Following the example of Benin's three major trading partners, Nigeria, Ghana and Upper Volta, Kerekou has put a civilian face on his government.

The 350-member Revolutionary National Assembly was handpicked by Kerekou last November and was seated in February. Peasants were given 76 seats, the bourgeoisie holds eight, Protestants, Catholics and Moslems were given a seat each, while animists, the followers of traditional religious who comprise 65 percent of the population, were given 3 seats.

Kerekou also recently reshuffled his all-military Cabinet, dropping more radical members in favor of more pragmatic civilians. This move may have caused some resentment among the officers he returned to the barracks, according to one informed observer.

The shakeup is interpreted to be part of an effort to break the inertia in the government bureaucracy. The government is not oppressive, a Western source said, but bureaucrats do not like to take the initiative for fear of being accused of being counterrevolutionary. Nothing, he added, is done without the written approval of the Revolutionary Party's Central Committee.

Although statistics are impossible to come by, agricultural exports, which supply most of Benin's revenue, have declined sharply since the mid-1970s. Foreign observers blame several years of drought and mismangement of the central government marketing system. Spiraling oil prices have also hurt Benin, whose yearly budget is less than $100 million.

Despite Benin's close ties to the Soviet Union, Cuba, China, North Korea and Libya, the lion's share of the $20 million in aid it annually receives comes from France, although relations between the two countries are cool. American aid financed building of a $13 million bridge that opened last year.

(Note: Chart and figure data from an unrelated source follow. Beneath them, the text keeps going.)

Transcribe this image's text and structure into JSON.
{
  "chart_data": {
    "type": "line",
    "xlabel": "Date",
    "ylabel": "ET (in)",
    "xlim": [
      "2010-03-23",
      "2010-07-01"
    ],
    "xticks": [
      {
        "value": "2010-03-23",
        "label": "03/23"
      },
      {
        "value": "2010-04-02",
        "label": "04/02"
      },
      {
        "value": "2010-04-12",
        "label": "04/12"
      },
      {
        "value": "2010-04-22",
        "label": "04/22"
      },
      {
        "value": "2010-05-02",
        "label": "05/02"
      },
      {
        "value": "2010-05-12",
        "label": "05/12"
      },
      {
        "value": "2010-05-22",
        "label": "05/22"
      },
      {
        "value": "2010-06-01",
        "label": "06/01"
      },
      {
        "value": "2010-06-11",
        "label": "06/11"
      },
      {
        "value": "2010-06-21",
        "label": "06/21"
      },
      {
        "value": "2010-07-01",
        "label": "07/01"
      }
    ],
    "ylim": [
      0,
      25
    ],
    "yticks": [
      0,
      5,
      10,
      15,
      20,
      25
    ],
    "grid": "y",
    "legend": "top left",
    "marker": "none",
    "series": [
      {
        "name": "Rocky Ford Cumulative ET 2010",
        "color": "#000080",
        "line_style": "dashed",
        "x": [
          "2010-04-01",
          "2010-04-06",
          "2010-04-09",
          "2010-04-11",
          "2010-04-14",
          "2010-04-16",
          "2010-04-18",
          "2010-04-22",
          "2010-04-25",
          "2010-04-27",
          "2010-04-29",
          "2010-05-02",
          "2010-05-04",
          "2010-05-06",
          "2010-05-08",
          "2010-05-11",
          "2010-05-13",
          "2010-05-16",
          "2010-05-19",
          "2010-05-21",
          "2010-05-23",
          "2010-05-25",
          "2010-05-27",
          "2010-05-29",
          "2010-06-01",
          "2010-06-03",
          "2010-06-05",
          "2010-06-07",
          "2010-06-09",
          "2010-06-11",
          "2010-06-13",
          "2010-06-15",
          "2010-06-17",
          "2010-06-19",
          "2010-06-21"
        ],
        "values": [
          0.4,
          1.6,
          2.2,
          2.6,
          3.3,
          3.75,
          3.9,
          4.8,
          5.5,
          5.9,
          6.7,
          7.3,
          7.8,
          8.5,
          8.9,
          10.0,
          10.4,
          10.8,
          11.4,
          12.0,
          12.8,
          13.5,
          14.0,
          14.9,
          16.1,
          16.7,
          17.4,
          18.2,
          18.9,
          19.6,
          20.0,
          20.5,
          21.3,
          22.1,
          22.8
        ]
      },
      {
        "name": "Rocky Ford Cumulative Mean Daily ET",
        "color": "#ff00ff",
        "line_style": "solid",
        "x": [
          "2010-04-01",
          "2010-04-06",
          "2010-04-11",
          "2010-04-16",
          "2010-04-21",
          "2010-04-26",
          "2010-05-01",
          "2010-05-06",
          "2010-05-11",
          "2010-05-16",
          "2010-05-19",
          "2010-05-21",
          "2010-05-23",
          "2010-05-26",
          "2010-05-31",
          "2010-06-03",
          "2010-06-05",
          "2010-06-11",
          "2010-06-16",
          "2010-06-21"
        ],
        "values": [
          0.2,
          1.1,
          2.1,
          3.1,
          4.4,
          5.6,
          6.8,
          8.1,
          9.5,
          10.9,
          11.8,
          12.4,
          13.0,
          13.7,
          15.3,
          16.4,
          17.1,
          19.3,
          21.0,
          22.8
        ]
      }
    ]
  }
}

But official contacts between Beninese officials and American diplomats are sparse. All approaches must be approved by a note from the Security Ministry. Relations degenerated in February when the government gave the U.S. consul 24 hours to leave the country after he had been identified in the Paris-based magazine, Jeune Afrique, as a CIA spy. Last month, the U.S. government retaliated by giving the Beninese consul a week to leave Washington.